Ruhrgebiet.. Ein Theaterprojekt soll Mitte November das Revier des Jahres 2044 erfahrbar machen. Es geht um kaputte Strukturen und die Vision vom großen Kreativquartier Ruhr. Der Zuschauer wird in einen „Kriegszustand“ versetzt. Ringlokschuppen, Künstlergruppen und Theater Oberhausen hecken das aus.
Am Anfang ist Verfall: Gesellschaftsstrukturen der Region sind zerstört, Zusammenhalt ist ein Fremdwort. Anarchie herrscht in der Ruhrstadt. Wir schreiben das Jahr 2044...
Am 12. September startet am Mülheimer Ringlokschuppen eine aufregende sechsstündige Theatertour in und durch diese „54. Stadt“ der Zukunft – an eben jenem Ringlokschuppen, der in 30 Jahren als soziokulturelle Einrichtung schon längst nicht mehr existiert.
Wie ist es um die soziale Gerechtigkeit 2044 bestellt, wie hat sich der Globalisierungsdruck auf den ökonomischen Wandel, auf die Menschen ausgewirkt? Wie ist die Gesellschaft zerfallen, was macht die Überbleibsel aus? Und was ist aus der Kreativwirtschaft geworden, aus den Träumen der Theatermacher, Literaten, Autoren, Modemacher, Musiker...?
Solchen Fragen nachspüren und Antworten für den Zuschauer erfahrbar machen will das Gemeinschaftsprojekt von Ringlokschuppen und Urbane Künste Ruhr, einer in der Nachfolge der Kulturhauptstadt 2010 entstandene Kultureinrichtung. Kooperationspartner ist das Theater Oberhausen.
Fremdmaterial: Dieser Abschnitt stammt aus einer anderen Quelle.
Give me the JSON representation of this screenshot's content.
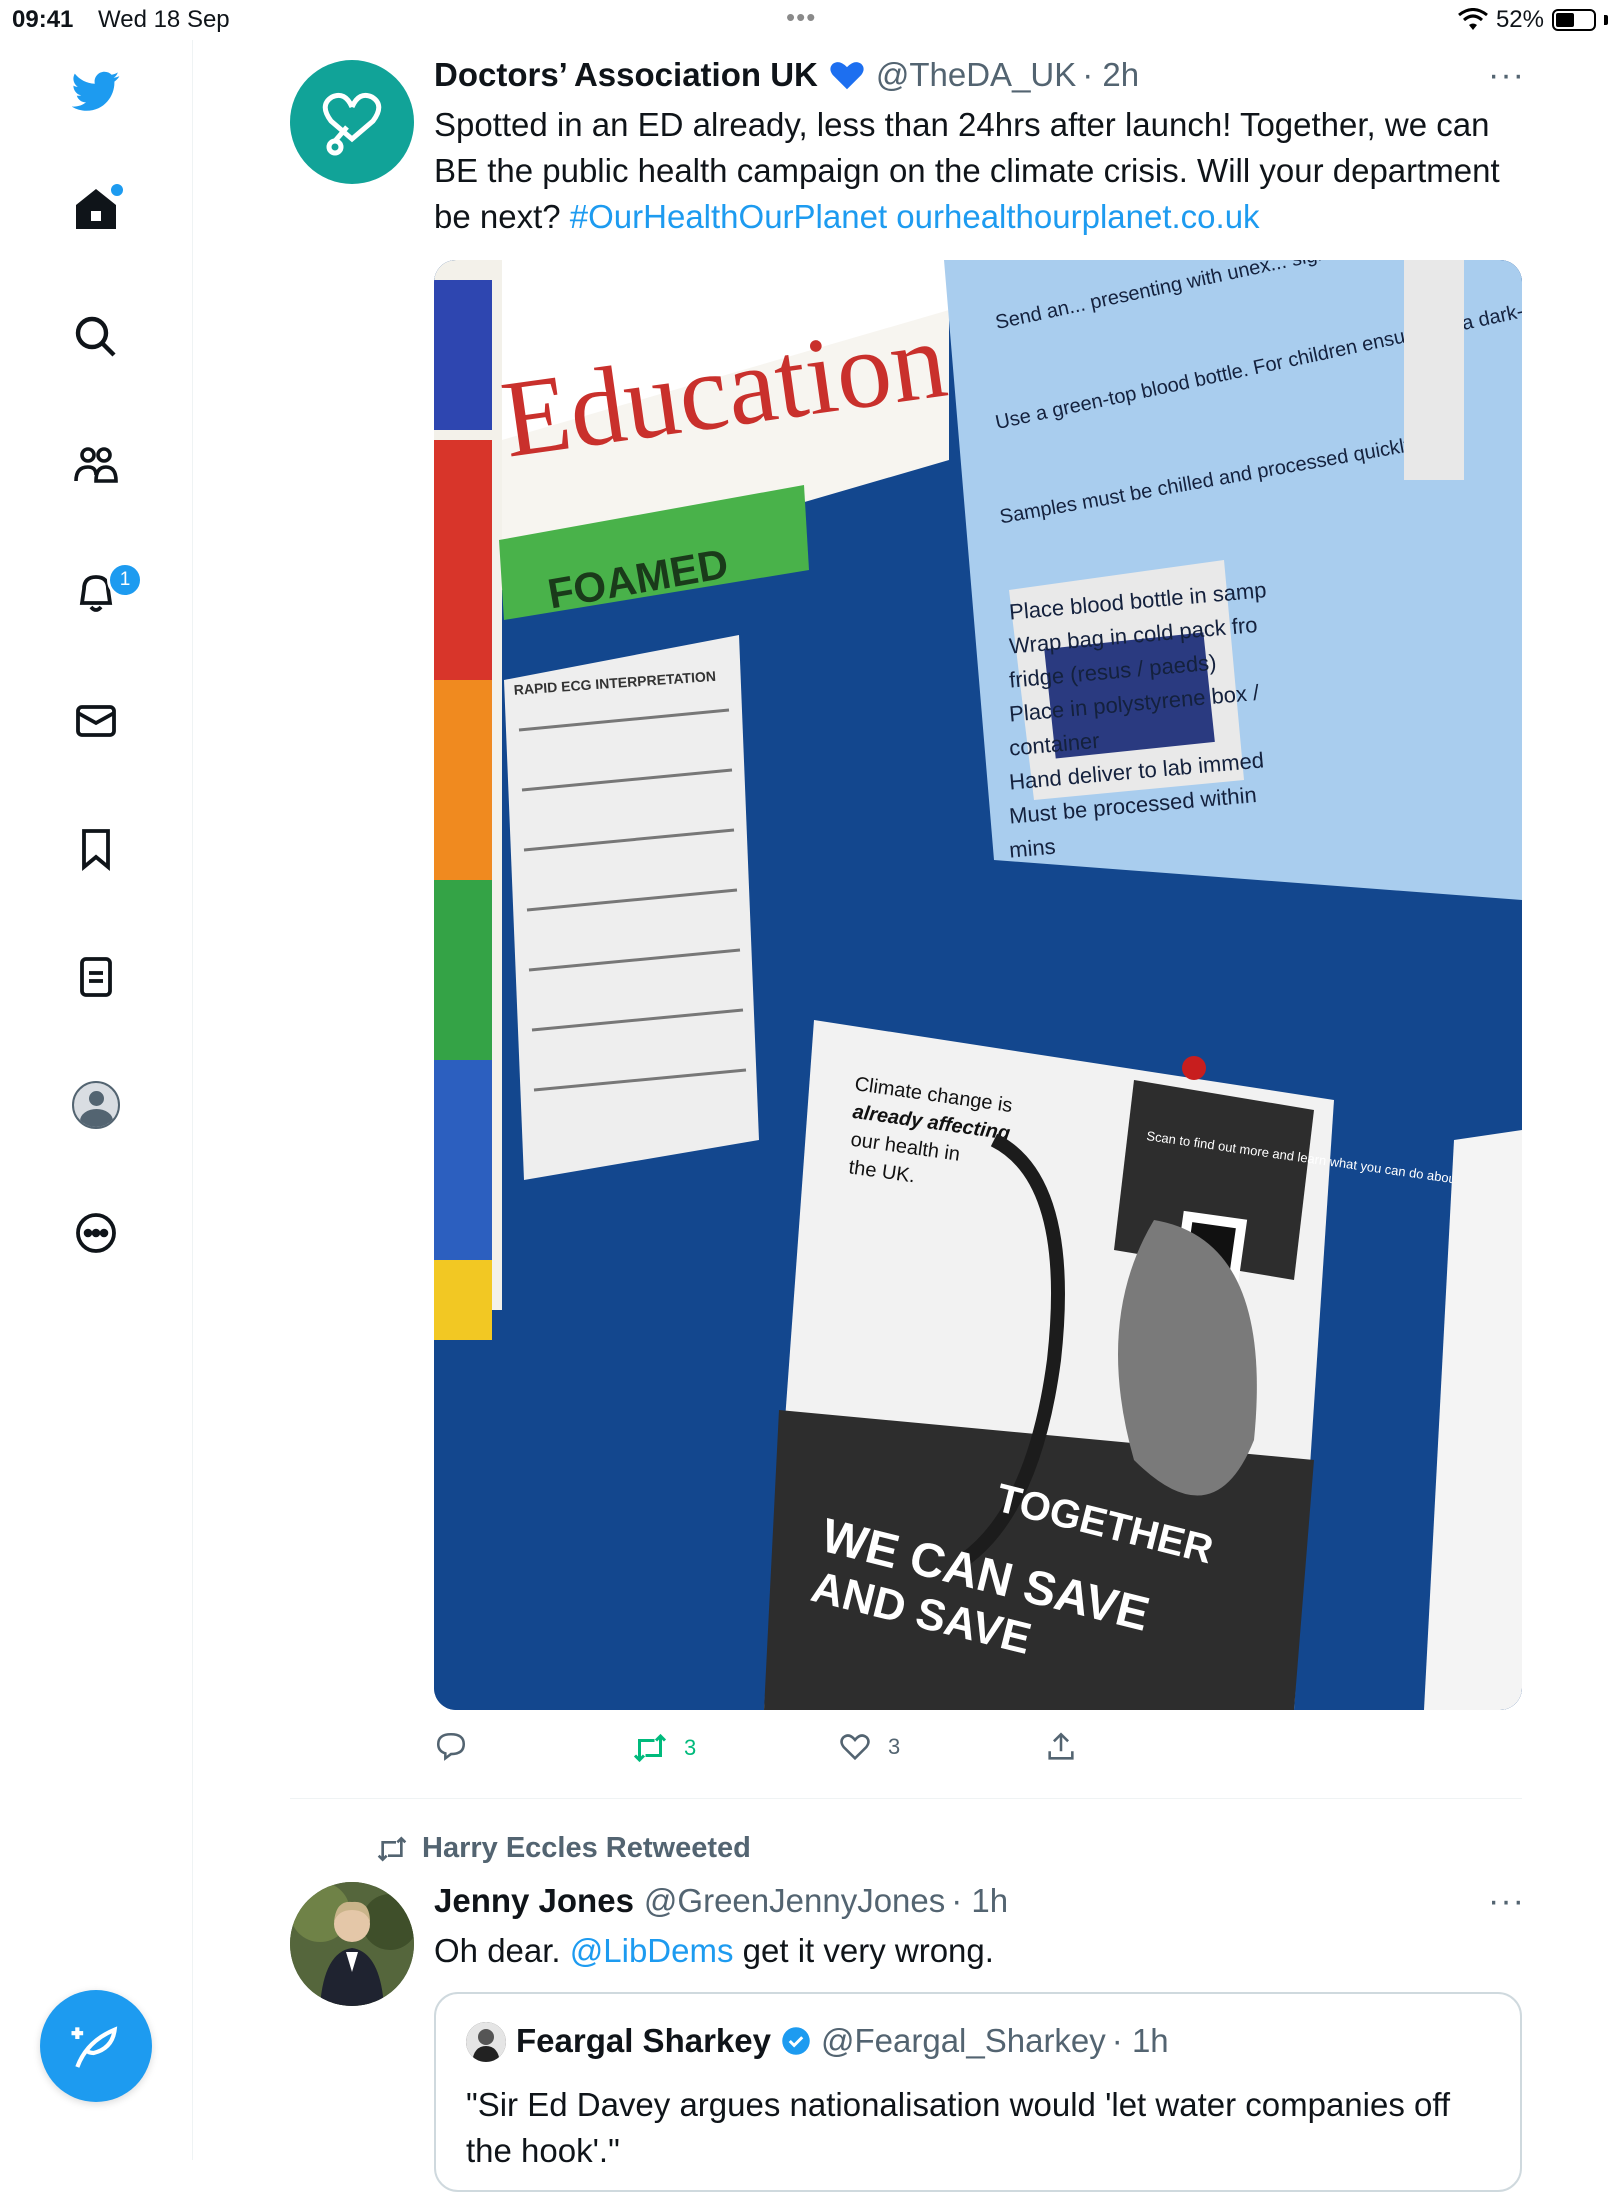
{
  "status_bar": {
    "time": "09:41",
    "date": "Wed 18 Sep",
    "battery": "52%"
  },
  "sidebar": {
    "notifications_badge": "1"
  },
  "tweet1": {
    "name": "Doctors’ Association UK",
    "handle": "@TheDA_UK",
    "time": "· 2h",
    "text": "Spotted in an ED already, less than 24hrs after launch! Together, we can BE the public health campaign on the climate crisis. Will your department be next?",
    "hashtag": "#OurHealthOurPlanet",
    "url": "ourhealthourplanet.co.uk",
    "retweets": "3",
    "likes": "3",
    "photo": {
      "education_sign": "Education",
      "foamed_tag": "FOAMED",
      "ecg_title": "RAPID ECG INTERPRETATION",
      "blue_text_1": "Send an... presenting with unex... signs of encephalopathy.",
      "blue_text_2": "Use a green-top blood bottle. For children ensure it is a dark-green screwtop.",
      "blue_text_3": "Samples must be chilled and processed quickly:",
      "bullets": [
        "Place blood bottle in samp",
        "Wrap bag in cold pack fro",
        "fridge (resus / paeds)",
        "Place in polystyrene box /",
        "container",
        "Hand deliver to lab immed",
        "Must be processed within",
        "mins"
      ],
      "poster_line1": "Climate change is",
      "poster_line2": "already affecting",
      "poster_line3": "our health in",
      "poster_line4": "the UK.",
      "scan_text": "Scan to find out more and learn what you can do about it",
      "poster_bottom1": "TOGETHER",
      "poster_bottom2": "WE CAN SAVE",
      "poster_bottom3": "AND SAVE"
    }
  },
  "tweet2": {
    "retweeted_by": "Harry Eccles Retweeted",
    "name": "Jenny Jones",
    "handle": "@GreenJennyJones",
    "time": "· 1h",
    "text_before": "Oh dear.",
    "mention": "@LibDems",
    "text_after": "get it very wrong.",
    "quote": {
      "name": "Feargal Sharkey",
      "handle": "@Feargal_Sharkey",
      "time": "· 1h",
      "text": "\"Sir Ed Davey argues nationalisation would 'let water companies off the hook'.\""
    }
  },
  "colors": {
    "accent": "#1d9bf0",
    "retweet_green": "#00ba7c",
    "avatar_teal": "#11a398"
  }
}
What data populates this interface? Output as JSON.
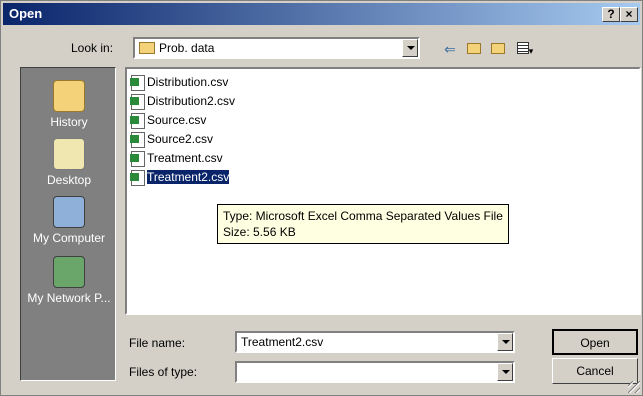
{
  "window": {
    "title": "Open",
    "help_label": "?",
    "close_label": "×"
  },
  "lookin": {
    "label": "Look in:",
    "value": "Prob. data"
  },
  "places": [
    {
      "label": "History",
      "icon": "history-icon"
    },
    {
      "label": "Desktop",
      "icon": "desktop-icon"
    },
    {
      "label": "My Computer",
      "icon": "computer-icon"
    },
    {
      "label": "My Network P...",
      "icon": "network-icon"
    }
  ],
  "files": [
    {
      "name": "Distribution.csv",
      "selected": false
    },
    {
      "name": "Distribution2.csv",
      "selected": false
    },
    {
      "name": "Source.csv",
      "selected": false
    },
    {
      "name": "Source2.csv",
      "selected": false
    },
    {
      "name": "Treatment.csv",
      "selected": false
    },
    {
      "name": "Treatment2.csv",
      "selected": true
    }
  ],
  "tooltip": {
    "type_line": "Type: Microsoft Excel Comma Separated Values File",
    "size_line": "Size: 5.56 KB"
  },
  "filename": {
    "label": "File name:",
    "value": "Treatment2.csv"
  },
  "filetype": {
    "label": "Files of type:",
    "value": ""
  },
  "buttons": {
    "open": "Open",
    "cancel": "Cancel"
  },
  "colors": {
    "title_start": "#0a246a",
    "title_end": "#a6caf0",
    "selection": "#0a246a",
    "tooltip_bg": "#ffffe1"
  }
}
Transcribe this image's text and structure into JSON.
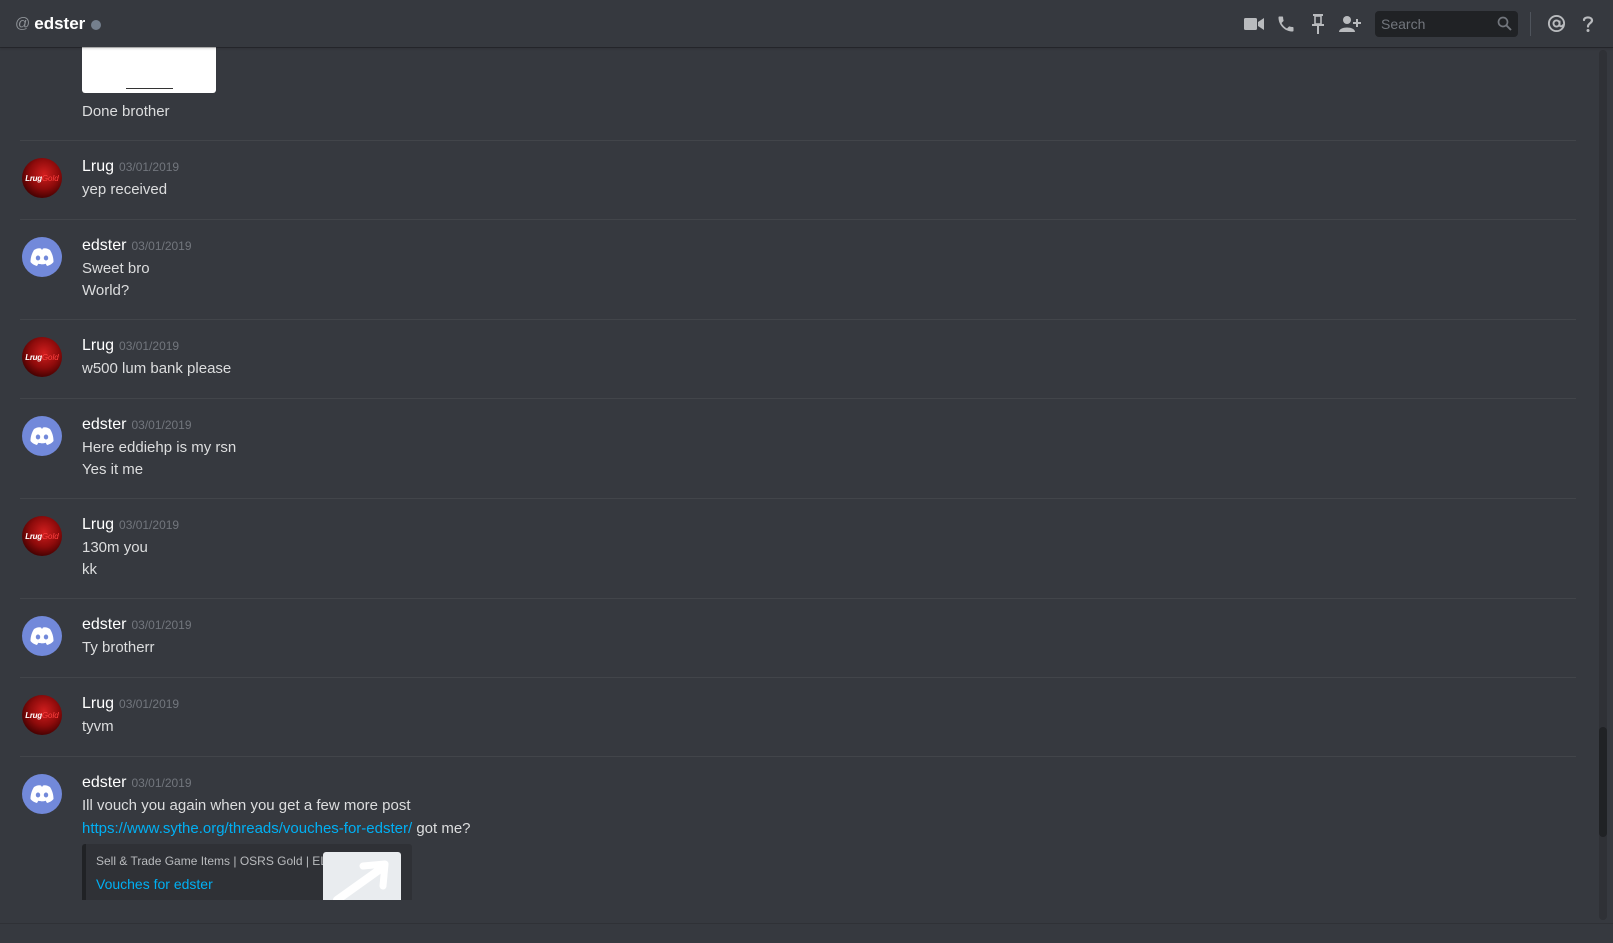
{
  "header": {
    "at_symbol": "@",
    "channel_name": "edster",
    "search_placeholder": "Search",
    "icons": [
      "video-call-icon",
      "voice-call-icon",
      "pin-icon",
      "add-friend-icon",
      "search-icon",
      "mention-icon",
      "help-icon"
    ]
  },
  "colors": {
    "background": "#36393f",
    "header_text": "#ffffff",
    "timestamp": "#72767d",
    "link": "#00b0f4",
    "status_offline": "#747f8d",
    "discord_blurple": "#7289da"
  },
  "messages": {
    "partial": {
      "text": "Done brother"
    },
    "groups": [
      {
        "author": "Lrug",
        "date": "03/01/2019",
        "lines": [
          "yep received"
        ]
      },
      {
        "author": "edster",
        "date": "03/01/2019",
        "lines": [
          "Sweet bro",
          "World?"
        ]
      },
      {
        "author": "Lrug",
        "date": "03/01/2019",
        "lines": [
          "w500 lum bank please"
        ]
      },
      {
        "author": "edster",
        "date": "03/01/2019",
        "lines": [
          "Here eddiehp is my rsn",
          "Yes it me"
        ]
      },
      {
        "author": "Lrug",
        "date": "03/01/2019",
        "lines": [
          "130m you",
          "kk"
        ]
      },
      {
        "author": "edster",
        "date": "03/01/2019",
        "lines": [
          "Ty brotherr"
        ]
      },
      {
        "author": "Lrug",
        "date": "03/01/2019",
        "lines": [
          "tyvm"
        ]
      },
      {
        "author": "edster",
        "date": "03/01/2019",
        "lines": [
          "Ill vouch you again when you get a few more post"
        ],
        "link": "https://www.sythe.org/threads/vouches-for-edster/",
        "link_suffix": " got me?",
        "embed": {
          "provider": "Sell & Trade Game Items | OSRS Gold | ELO",
          "title": "Vouches for edster"
        }
      }
    ]
  },
  "avatars": {
    "lrug_text_a": "Lrug",
    "lrug_text_b": "Gold"
  }
}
Ausgangspunkt für das Projekt „54. Stadt“ ist der neue Roman „Anarchie in Ruhrstadt“ von Jörg Albrecht (Besprechung unten). Der Autor und Medienkünstler erlangte im Mai mediale Bekanntheit, als er im Emirat Abu Dhabi, zur dortigen Buchmesse eingeladen, als angeblicher Spion verhaftet und an der Ausreise gehindert wurde. Die „54. Stadt“ ist aber keine Roman-Dramatisierung. Vier Künstler-Kollektive mit unterschiedlichen Ansätzen haben Ideen und Aspekte der Vorlage aufgegriffen, um daraus im Labor der Urbanen Künste Ruhr ein eigenes Projekt zum Thema Leben im Stadtraum zu entwickeln. Herausgekommen ist ein Drei-Gänge-Menü, dessen Rezeptur indes nicht hundertprozentig festgeschrieben ist, sondern stark von den Reaktionen der Teilnehmer bestimmt wird.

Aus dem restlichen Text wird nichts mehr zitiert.